Having come from a background of implementing enterprise document management solutions, it has been an interesting journey looking at how to provide the same level of functionality and scalability on SharePoint. One of these areas is storage. One of the push-backs we used to get from clients when recommending a SharePoint solution was related to database storage, costs and performance. Traditional document management products store metadata in the database and have intelligent hierarchical storage management (HSM) tools for managing documents external to the database, typically on NAS/SAN storage, with the ability to migrate the documents from one tier to the next as part of a managed document lifecycle management.
Some of the issues our clients had with SharePoint were that: the databases would bloat to incredible sizes making it very hard to backup and restore within available timeframes; the database files were stored on the most expensive Tier 1 storage, increasing storage costs dramatically compared to storing documents on file shares (typically a database of 200GB would be made up 90-95% of document blobs increasing Tier 1 storage requirements tenfold compared to a legacy ECM product which would only be storing metadata); performance issues with huge databases; lack of control over where documents are stored etc.
When considering SharePoint and how it would handle tens of millions of documents, we had to look at how to address this and offer our clients a similar experience with lower database impact. Using EBS/RBS functionality, typically with third party tools such as those provided by AvePoint, meant that we could externalise blobs from the SQL database and store them on the file system. These tools also provide a level of HSM and allow the Blobs to be saved to most cost effective storage based on where they are in their lifecycle. For example, newly created documents which are accessed frequently should be on faster disk than those that are at the end of their cycle and very rarely accessed.
Whilst RBS provided a great alternative to storing Blobs in the database, storage still posed a problem when version control was used. Many of our clients want to maintain a full version history and when version control is enabled on a document library, it results in huge storage requirements. Consider an organisation that produces 1TB of documents per year on file shares. Quite often the documents are edited multiple times but a new document is only created when a user decides to save the document with a new name to indicate a new version (a very simplistic example). In SharePoint, it is possible for there to be many, many more copies of the document and therefore capacity planning is critical when planning storage requirements for SharePoint. There are plenty of tools to help with this but it is often overlooked and we have seen storage being out of capacity in far quicker timescales than predicted.

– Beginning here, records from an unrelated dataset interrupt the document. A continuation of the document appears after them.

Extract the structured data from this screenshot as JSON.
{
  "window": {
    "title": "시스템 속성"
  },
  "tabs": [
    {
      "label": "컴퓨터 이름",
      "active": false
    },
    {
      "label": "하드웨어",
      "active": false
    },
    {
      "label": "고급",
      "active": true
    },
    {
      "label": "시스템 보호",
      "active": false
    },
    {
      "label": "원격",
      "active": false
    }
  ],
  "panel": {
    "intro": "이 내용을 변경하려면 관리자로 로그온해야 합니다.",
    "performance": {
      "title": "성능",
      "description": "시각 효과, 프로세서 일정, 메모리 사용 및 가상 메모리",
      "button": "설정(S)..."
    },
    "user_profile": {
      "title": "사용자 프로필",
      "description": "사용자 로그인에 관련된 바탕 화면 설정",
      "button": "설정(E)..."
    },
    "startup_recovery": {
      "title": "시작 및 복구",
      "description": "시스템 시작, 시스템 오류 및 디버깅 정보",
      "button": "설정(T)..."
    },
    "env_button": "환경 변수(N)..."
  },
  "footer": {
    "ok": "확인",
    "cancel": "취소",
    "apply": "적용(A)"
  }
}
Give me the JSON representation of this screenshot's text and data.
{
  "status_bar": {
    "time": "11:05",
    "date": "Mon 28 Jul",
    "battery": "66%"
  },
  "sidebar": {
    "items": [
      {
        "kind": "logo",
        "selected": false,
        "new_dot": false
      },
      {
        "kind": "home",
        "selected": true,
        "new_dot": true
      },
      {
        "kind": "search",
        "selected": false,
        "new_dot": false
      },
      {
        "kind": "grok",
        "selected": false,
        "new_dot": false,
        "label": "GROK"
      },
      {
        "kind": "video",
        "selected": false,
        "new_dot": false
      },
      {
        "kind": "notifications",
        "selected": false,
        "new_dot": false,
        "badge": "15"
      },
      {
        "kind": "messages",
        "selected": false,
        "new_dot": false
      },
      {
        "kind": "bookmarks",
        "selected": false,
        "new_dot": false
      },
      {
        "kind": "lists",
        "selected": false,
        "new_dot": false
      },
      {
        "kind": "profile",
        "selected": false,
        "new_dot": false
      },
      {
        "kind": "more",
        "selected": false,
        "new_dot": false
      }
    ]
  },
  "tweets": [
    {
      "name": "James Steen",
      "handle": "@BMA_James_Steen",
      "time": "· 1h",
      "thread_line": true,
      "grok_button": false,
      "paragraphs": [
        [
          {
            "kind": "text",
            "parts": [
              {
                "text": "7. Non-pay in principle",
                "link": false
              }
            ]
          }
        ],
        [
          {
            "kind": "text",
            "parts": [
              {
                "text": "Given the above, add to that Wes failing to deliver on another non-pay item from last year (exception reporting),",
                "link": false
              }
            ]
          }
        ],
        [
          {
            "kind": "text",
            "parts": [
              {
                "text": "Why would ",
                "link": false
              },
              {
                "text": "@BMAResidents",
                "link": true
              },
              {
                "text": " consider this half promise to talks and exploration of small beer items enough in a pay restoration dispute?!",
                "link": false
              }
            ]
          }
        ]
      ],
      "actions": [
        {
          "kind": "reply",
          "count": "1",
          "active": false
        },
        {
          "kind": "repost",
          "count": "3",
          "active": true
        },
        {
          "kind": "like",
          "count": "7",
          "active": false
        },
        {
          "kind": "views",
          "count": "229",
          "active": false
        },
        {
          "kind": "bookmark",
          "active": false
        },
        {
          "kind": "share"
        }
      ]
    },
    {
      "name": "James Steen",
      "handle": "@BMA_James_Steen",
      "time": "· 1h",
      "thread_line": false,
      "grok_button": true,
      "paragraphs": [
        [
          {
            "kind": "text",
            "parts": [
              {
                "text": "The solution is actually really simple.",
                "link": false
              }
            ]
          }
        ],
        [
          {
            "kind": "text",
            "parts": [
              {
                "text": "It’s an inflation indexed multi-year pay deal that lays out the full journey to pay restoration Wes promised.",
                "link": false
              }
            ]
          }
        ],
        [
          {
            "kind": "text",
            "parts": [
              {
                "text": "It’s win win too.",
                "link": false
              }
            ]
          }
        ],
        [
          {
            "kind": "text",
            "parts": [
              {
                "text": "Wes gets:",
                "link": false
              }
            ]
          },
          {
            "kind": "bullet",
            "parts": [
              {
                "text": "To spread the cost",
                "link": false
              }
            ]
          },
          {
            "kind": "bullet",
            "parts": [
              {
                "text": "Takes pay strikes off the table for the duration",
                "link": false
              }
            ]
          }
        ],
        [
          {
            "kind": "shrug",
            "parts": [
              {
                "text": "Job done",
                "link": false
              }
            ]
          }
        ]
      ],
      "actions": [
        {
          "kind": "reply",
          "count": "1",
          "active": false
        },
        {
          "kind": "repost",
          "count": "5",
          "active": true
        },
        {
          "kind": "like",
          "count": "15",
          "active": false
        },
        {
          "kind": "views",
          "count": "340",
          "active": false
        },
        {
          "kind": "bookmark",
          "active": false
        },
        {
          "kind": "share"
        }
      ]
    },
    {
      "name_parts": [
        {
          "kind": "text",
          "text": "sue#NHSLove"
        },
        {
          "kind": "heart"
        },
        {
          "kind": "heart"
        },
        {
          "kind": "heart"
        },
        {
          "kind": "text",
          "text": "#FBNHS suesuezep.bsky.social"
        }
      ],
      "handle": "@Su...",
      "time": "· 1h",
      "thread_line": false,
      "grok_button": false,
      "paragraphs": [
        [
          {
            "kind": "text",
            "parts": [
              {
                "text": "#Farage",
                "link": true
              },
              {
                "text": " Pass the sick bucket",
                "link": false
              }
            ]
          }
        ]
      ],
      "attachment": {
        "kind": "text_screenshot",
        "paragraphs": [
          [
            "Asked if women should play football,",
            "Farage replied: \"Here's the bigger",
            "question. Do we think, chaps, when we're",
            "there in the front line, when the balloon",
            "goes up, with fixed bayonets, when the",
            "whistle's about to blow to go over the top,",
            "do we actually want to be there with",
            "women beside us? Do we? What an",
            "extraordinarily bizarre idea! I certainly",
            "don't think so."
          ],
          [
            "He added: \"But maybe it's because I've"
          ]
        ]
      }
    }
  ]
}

A great new piece of functionality to assist with this storage challenge is SharePoint 2013’s Shredded Storage capability. Rather than save a complete copy of the document every time you edit it (as SharePoint 2010 does), SharePoint 2013 will only save the changes that have been made. This not only reduces storage requirements but also reduces the amount of data being transferred across the network. This is achieved using the MS-FSSHTTP protocol and improves communication not only between SharePoint and the end-user client application, but also between SharePoint and SQL Server. Shredded storage works on any file type (e.g. PDF) and what SQL Server does is store documents as multiple Blobs, rather than as a single Blob. The end result is a reduction in the size of content databases and more efficient use of storage.